I was hoping that someone would be able to help me solve this problem regarding simple functions and their measure. This problem is coming straight from *Introduction to Measure Theory* by Terrence Tao. A link to the free version is attached at the end of this post.

Show that an unsigned function ##f: \mathbb{R}^d \to [0, +\infty]## is a simple function if and only if it is measurable and takes on at most finitely many values.

## Homework Equations

The definitions that I am working with are as follows:

An *unsigned simple function* ##f: \mathbb{R}^d \to [0, +\infty]## is a finite linear combination ##f= c_11_{E_1}+ \ldots + c_k1_{E_k}## of indicator functions ##1_{E_i}## of Lebesgue measurable sets ##E_i \subset \mathbb{R}^d## for ##i=1, \ldots , k,## where ##k \geq 0##.

An unsigned simple function ##f:\mathbb{R}^d \to [0, +\infty]## is *unsigned Lebesgue measurable*, or *measurable* for short, if it is the point-wise limit of unsigned simple functions, i.e., if there exists a sequence ##f_1,f_2,f_3, \ldots : \mathbb{R}^d \to [0, +\infty]## of unsigned simple functions such that ##f_n(x) \to f(x)## for every ##x \in \mathbb{R}^d##.

## The Attempt at a Solution

My attempt at the solution is this:

If ##f:\mathbb{R}^d \to [0, +\infty]## is simple, then ##f## is a linear combination ##f=c_11_{E_1}+ \ldots + c_n1_{E_n}## of indicator functions ##1_{E_i}## of Lebesgue measurable sets ##E_i \subset \mathbb{R}^d## for ##i =1, \ldots, n##, where ##n \in \mathbb{N}## and ##c_1, \ldots, c_n \in [0, +\infty]##. We wish to show that this implies that ##f## is measurable and takes on at most finitely many values. To say that it is measurable would mean that ##\exists f_1, f_2, \ldots## each unsigned simple such that ##\forall x \in \mathbb{R}^d, f(x) = \displaystyle \lim_{n \to \infty} f_n(x)##. If we cut up ##[0, +\infty]## into finitely many boxes ##B##, each small enough that ##\forall x, y \in B, |f(x)-f(y)| < \frac{1}{n}##, or ##f(x), f(y) \in [0, +\infty].## ##f_n(x) = \inf(f(B))## if ##x \in## box ##B##. ##f_n(x)=0## for ##x \notin [0, +\infty]##.

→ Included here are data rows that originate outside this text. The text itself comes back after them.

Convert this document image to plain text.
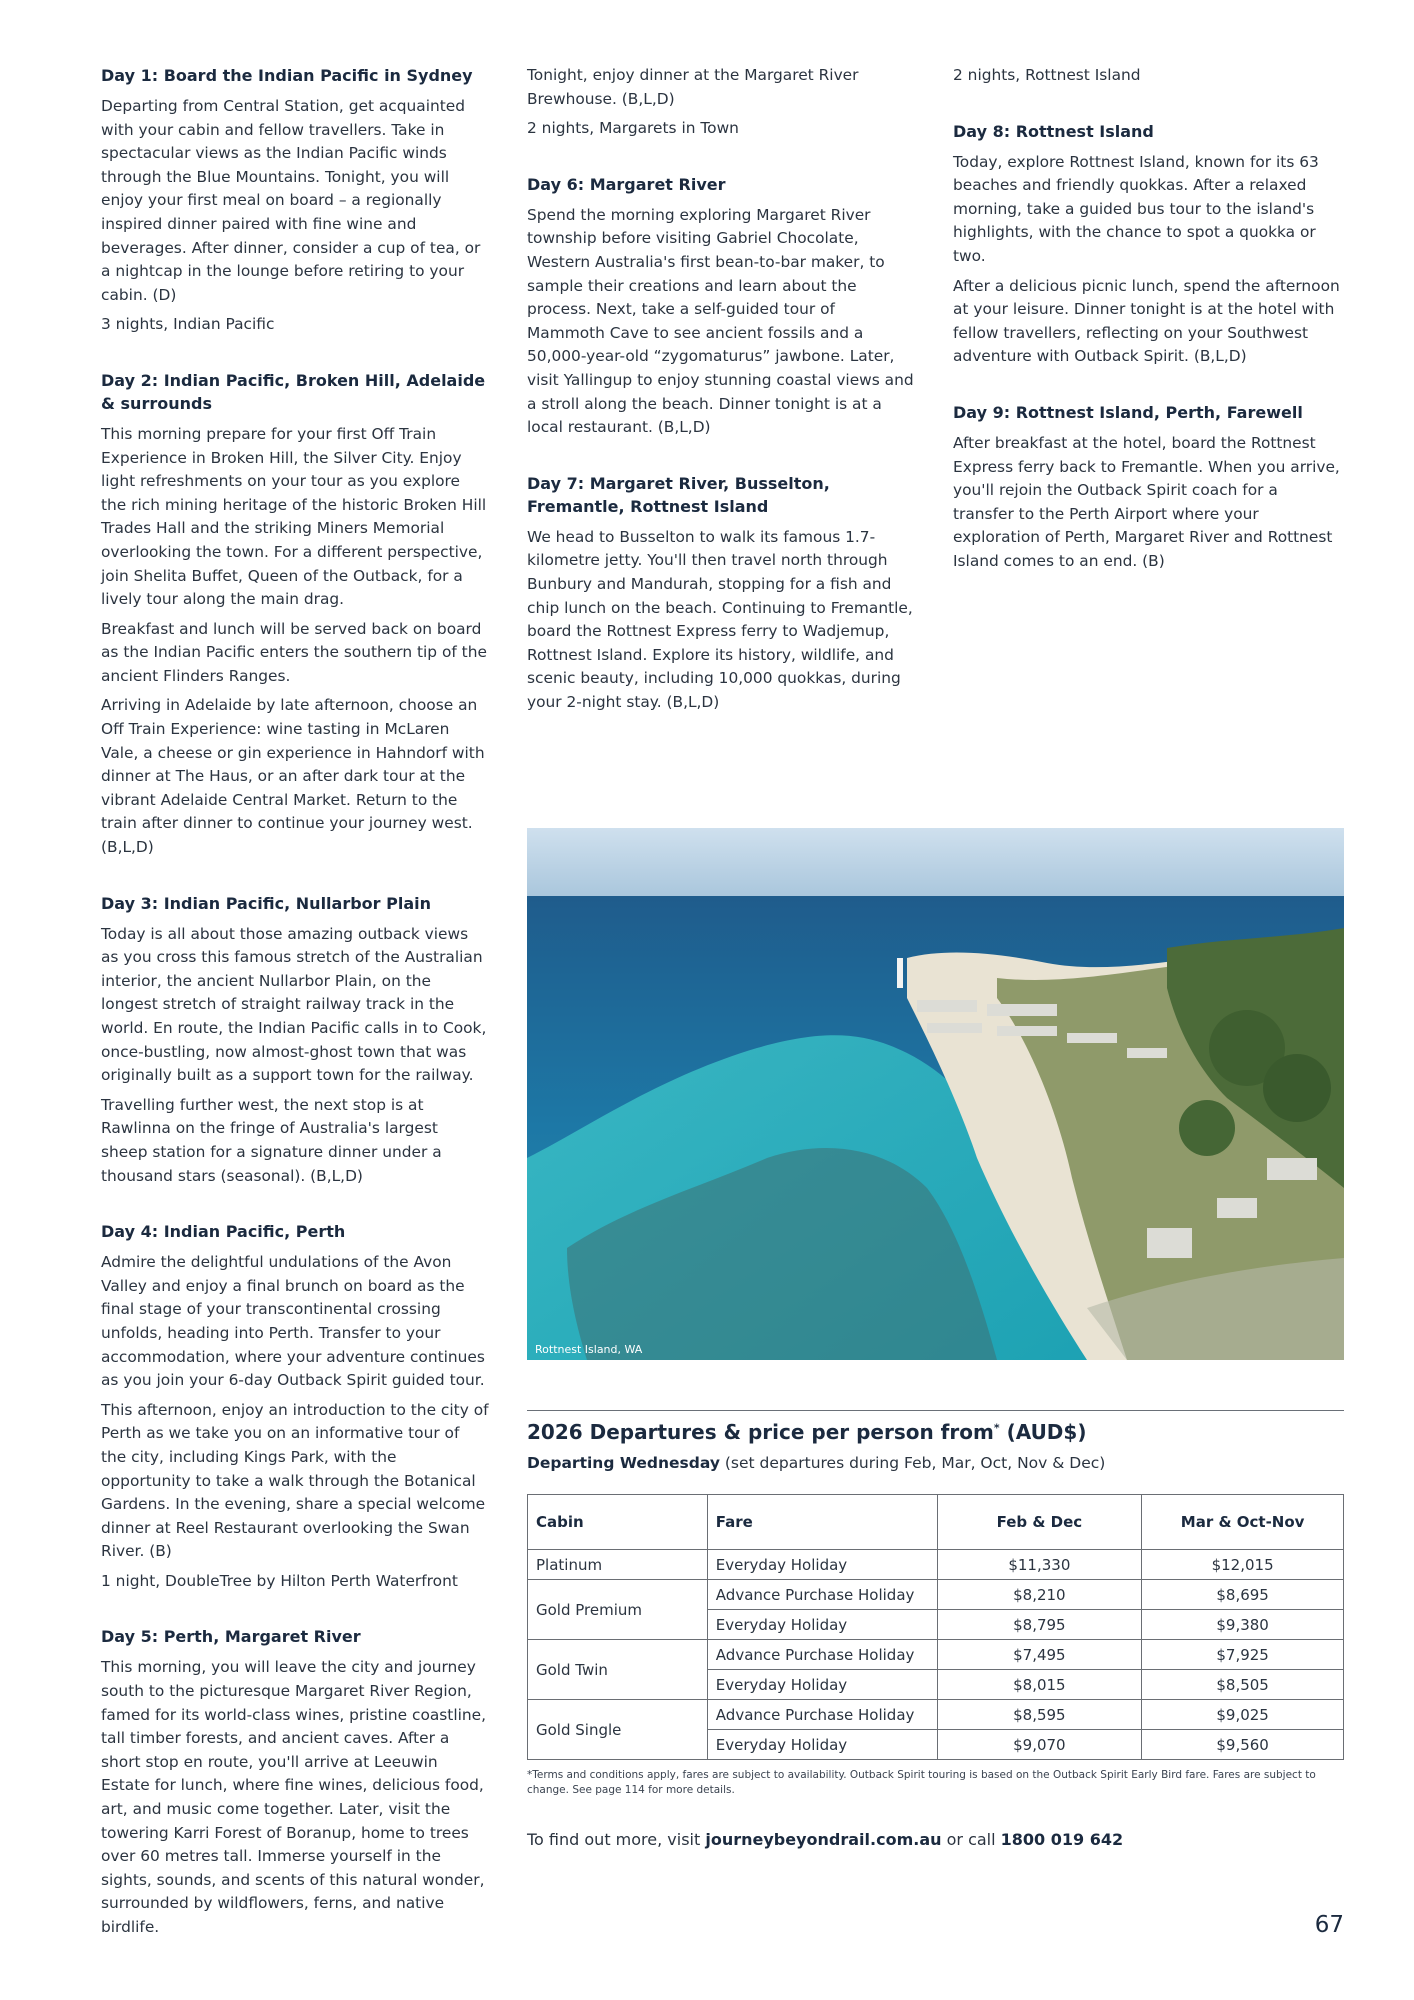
Day 1: Board the Indian Pacific in Sydney

Departing from Central Station, get acquainted with your cabin and fellow travellers. Take in spectacular views as the Indian Pacific winds through the Blue Mountains. Tonight, you will enjoy your first meal on board – a regionally inspired dinner paired with fine wine and beverages. After dinner, consider a cup of tea, or a nightcap in the lounge before retiring to your cabin. (D)

3 nights, Indian Pacific

Day 2: Indian Pacific, Broken Hill, Adelaide & surrounds

This morning prepare for your first Off Train Experience in Broken Hill, the Silver City. Enjoy light refreshments on your tour as you explore the rich mining heritage of the historic Broken Hill Trades Hall and the striking Miners Memorial overlooking the town. For a different perspective, join Shelita Buffet, Queen of the Outback, for a lively tour along the main drag.

Breakfast and lunch will be served back on board as the Indian Pacific enters the southern tip of the ancient Flinders Ranges.

Arriving in Adelaide by late afternoon, choose an Off Train Experience: wine tasting in McLaren Vale, a cheese or gin experience in Hahndorf with dinner at The Haus, or an after dark tour at the vibrant Adelaide Central Market. Return to the train after dinner to continue your journey west. (B,L,D)

Day 3: Indian Pacific, Nullarbor Plain

Today is all about those amazing outback views as you cross this famous stretch of the Australian interior, the ancient Nullarbor Plain, on the longest stretch of straight railway track in the world. En route, the Indian Pacific calls in to Cook, once-bustling, now almost-ghost town that was originally built as a support town for the railway.

Travelling further west, the next stop is at Rawlinna on the fringe of Australia's largest sheep station for a signature dinner under a thousand stars (seasonal). (B,L,D)

Day 4: Indian Pacific, Perth

Admire the delightful undulations of the Avon Valley and enjoy a final brunch on board as the final stage of your transcontinental crossing unfolds, heading into Perth. Transfer to your accommodation, where your adventure continues as you join your 6-day Outback Spirit guided tour.

This afternoon, enjoy an introduction to the city of Perth as we take you on an informative tour of the city, including Kings Park, with the opportunity to take a walk through the Botanical Gardens. In the evening, share a special welcome dinner at Reel Restaurant overlooking the Swan River. (B)

1 night, DoubleTree by Hilton Perth Waterfront

Day 5: Perth, Margaret River

This morning, you will leave the city and journey south to the picturesque Margaret River Region, famed for its world-class wines, pristine coastline, tall timber forests, and ancient caves. After a short stop en route, you'll arrive at Leeuwin Estate for lunch, where fine wines, delicious food, art, and music come together. Later, visit the towering Karri Forest of Boranup, home to trees over 60 metres tall. Immerse yourself in the sights, sounds, and scents of this natural wonder, surrounded by wildflowers, ferns, and native birdlife.

Tonight, enjoy dinner at the Margaret River Brewhouse. (B,L,D)

2 nights, Margarets in Town

Day 6: Margaret River

Spend the morning exploring Margaret River township before visiting Gabriel Chocolate, Western Australia's first bean-to-bar maker, to sample their creations and learn about the process. Next, take a self-guided tour of Mammoth Cave to see ancient fossils and a 50,000-year-old “zygomaturus” jawbone. Later, visit Yallingup to enjoy stunning coastal views and a stroll along the beach. Dinner tonight is at a local restaurant. (B,L,D)

Day 7: Margaret River, Busselton, Fremantle, Rottnest Island

We head to Busselton to walk its famous 1.7-kilometre jetty. You'll then travel north through Bunbury and Mandurah, stopping for a fish and chip lunch on the beach. Continuing to Fremantle, board the Rottnest Express ferry to Wadjemup, Rottnest Island. Explore its history, wildlife, and scenic beauty, including 10,000 quokkas, during your 2-night stay. (B,L,D)

2 nights, Rottnest Island

Day 8: Rottnest Island

Today, explore Rottnest Island, known for its 63 beaches and friendly quokkas. After a relaxed morning, take a guided bus tour to the island's highlights, with the chance to spot a quokka or two.

After a delicious picnic lunch, spend the afternoon at your leisure. Dinner tonight is at the hotel with fellow travellers, reflecting on your Southwest adventure with Outback Spirit. (B,L,D)

Day 9: Rottnest Island, Perth, Farewell

After breakfast at the hotel, board the Rottnest Express ferry back to Fremantle. When you arrive, you'll rejoin the Outback Spirit coach for a transfer to the Perth Airport where your exploration of Perth, Margaret River and Rottnest Island comes to an end. (B)

Rottnest Island, WA
2026 Departures & price per person from* (AUD$)
Departing Wednesday (set departures during Feb, Mar, Oct, Nov & Dec)
Cabin	Fare	Feb & Dec	Mar & Oct-Nov
Platinum	Everyday Holiday	$11,330	$12,015
Gold Premium	Advance Purchase Holiday	$8,210	$8,695
	Everyday Holiday	$8,795	$9,380
Gold Twin	Advance Purchase Holiday	$7,495	$7,925
	Everyday Holiday	$8,015	$8,505
Gold Single	Advance Purchase Holiday	$8,595	$9,025
	Everyday Holiday	$9,070	$9,560
*Terms and conditions apply, fares are subject to availability. Outback Spirit touring is based on the Outback Spirit Early Bird fare. Fares are subject to change. See page 114 for more details.
To find out more, visit journeybeyondrail.com.au or call 1800 019 642
67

Then ##\forall x \in \mathbb{R}^d##,
##f_n(x) \to f(x)## and ##f_n = \displaystyle \sum_{\text{boxes B}}\inf(f(B))1_B## is simple.

To prove the backwards direction, if ##f## is measurable, then ##\exists f_1,f_2 \ldots## each unsigned simple such that ##\forall x\in \mathbb{R}^d, f(x)=\displaystyle \lim_{n=\infty}f_n(x)##. Since ##f## is composed of simple functions converging point-wise, the result follows by definition.

Note: In this proof, I am imitating an approach we used in class to show that if a function is continuous, then it is measurable. I am not sure if it still applies in this case, which is why I would really appreciate some feedback in order to help me solve this problem.

Thank you very much in advance.